Vers le vingtième jour, la plantule est devenue totalement plante ; elle a ses feuilles larges & absolument développées AA (Fig. 10). On remarque en B un bourgeon qui contient en petit tout le reste de la plante qui doit se développer dans la suite. Les lobes CC, desséchés & épuisés, adhèrent encore à la tige, mais ne sont plus à la plante d’aucune utilité. La tige est verte, solide & fistuleuse intérieurement ; car les utricules de la moelle commencent à se dessécher, & à laisser ainsi un vide à leur place. Depuis ce moment-là, la plante végète hors de terre, & son enfance terminée, elle commence son adolescence.

Ce tableau de la germination, que l’on peut suivre en général dans toutes les graines, & qui est partout le même, nous offre une suite de développemens singuliers, mais qui ne font que confirmer ce que nous avons dit au mot Germe, que tout n’étoit que développement dans la nature, & que nous n’avions pas de nouvelle création. En effet, quelle différence y a-t-il entre la graine que l’on va mettre en terre, & la plante qui en est sortie ? Aucune essentielle : ce qui est en petit, en extrait, en miniature dans la graine, est plus en grand, plus développé dans la plante.

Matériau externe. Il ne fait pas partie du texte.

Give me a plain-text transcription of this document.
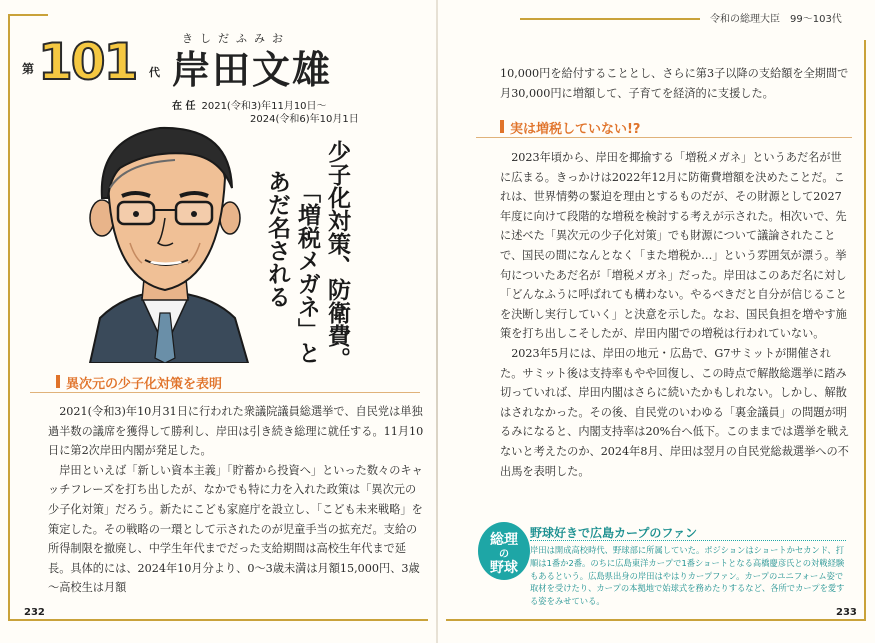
令和の総理大臣　99～103代
第 101 代
きしだふみお
岸田文雄
在 任 2021(令和3)年11月10日～
2024(令和6)年10月1日
少子化対策、防衛費。
「増税メガネ」と
あだ名される
異次元の少子化対策を表明

2021(令和3)年10月31日に行われた衆議院議員総選挙で、自民党は単独過半数の議席を獲得して勝利し、岸田は引き続き総理に就任する。11月10日に第2次岸田内閣が発足した。

岸田といえば「新しい資本主義」「貯蓄から投資へ」といった数々のキャッチフレーズを打ち出したが、なかでも特に力を入れた政策は「異次元の少子化対策」だろう。新たにこども家庭庁を設立し、「こども未来戦略」を策定した。その戦略の一環として示されたのが児童手当の拡充だ。支給の所得制限を撤廃し、中学生年代までだった支給期間は高校生年代まで延長。具体的には、2024年10月分より、0～3歳未満は月額15,000円、3歳～高校生は月額

232

10,000円を給付することとし、さらに第3子以降の支給額を全期間で月30,000円に増額して、子育てを経済的に支援した。

実は増税していない!?

2023年頃から、岸田を揶揄する「増税メガネ」というあだ名が世に広まる。きっかけは2022年12月に防衛費増額を決めたことだ。これは、世界情勢の緊迫を理由とするものだが、その財源として2027年度に向けて段階的な増税を検討する考えが示された。相次いで、先に述べた「異次元の少子化対策」でも財源について議論されたことで、国民の間になんとなく「また増税か…」という雰囲気が漂う。挙句についたあだ名が「増税メガネ」だった。岸田はこのあだ名に対し「どんなふうに呼ばれても構わない。やるべきだと自分が信じることを決断し実行していく」と決意を示した。なお、国民負担を増やす施策を打ち出しこそしたが、岸田内閣での増税は行われていない。

2023年5月には、岸田の地元・広島で、G7サミットが開催された。サミット後は支持率もやや回復し、この時点で解散総選挙に踏み切っていれば、岸田内閣はさらに続いたかもしれない。しかし、解散はされなかった。その後、自民党のいわゆる「裏金議員」の問題が明るみになると、内閣支持率は20%台へ低下。このままでは選挙を戦えないと考えたのか、2024年8月、岸田は翌月の自民党総裁選挙への不出馬を表明した。

総理
の
野球
野球好きで広島カープのファン
岸田は開成高校時代、野球部に所属していた。ポジションはショートかセカンド、打順は1番か2番。のちに広島東洋カープで1番ショートとなる高橋慶彦氏との対戦経験もあるという。広島県出身の岸田はやはりカープファン。カープのユニフォーム姿で取材を受けたり、カープの本拠地で始球式を務めたりするなど、各所でカープを愛する姿をみせている。
233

Racine, tige, feuilles, fleurs & fruits, tout y étoit, tout n’attendoit que l’addition de nouveaux sucs pour s’étendre & occuper une plus grande place. Ce sont les mailles du réseau qui se sont écartées les unes des autres, & qui ne peuvent se rejoindre, parce que les nouvelles molécules qui se sont déposées entre leurs parois, les tiennent nécessairement écartées. (Voyez Accroissement, Fécondation, Germe, Végétation). M. M.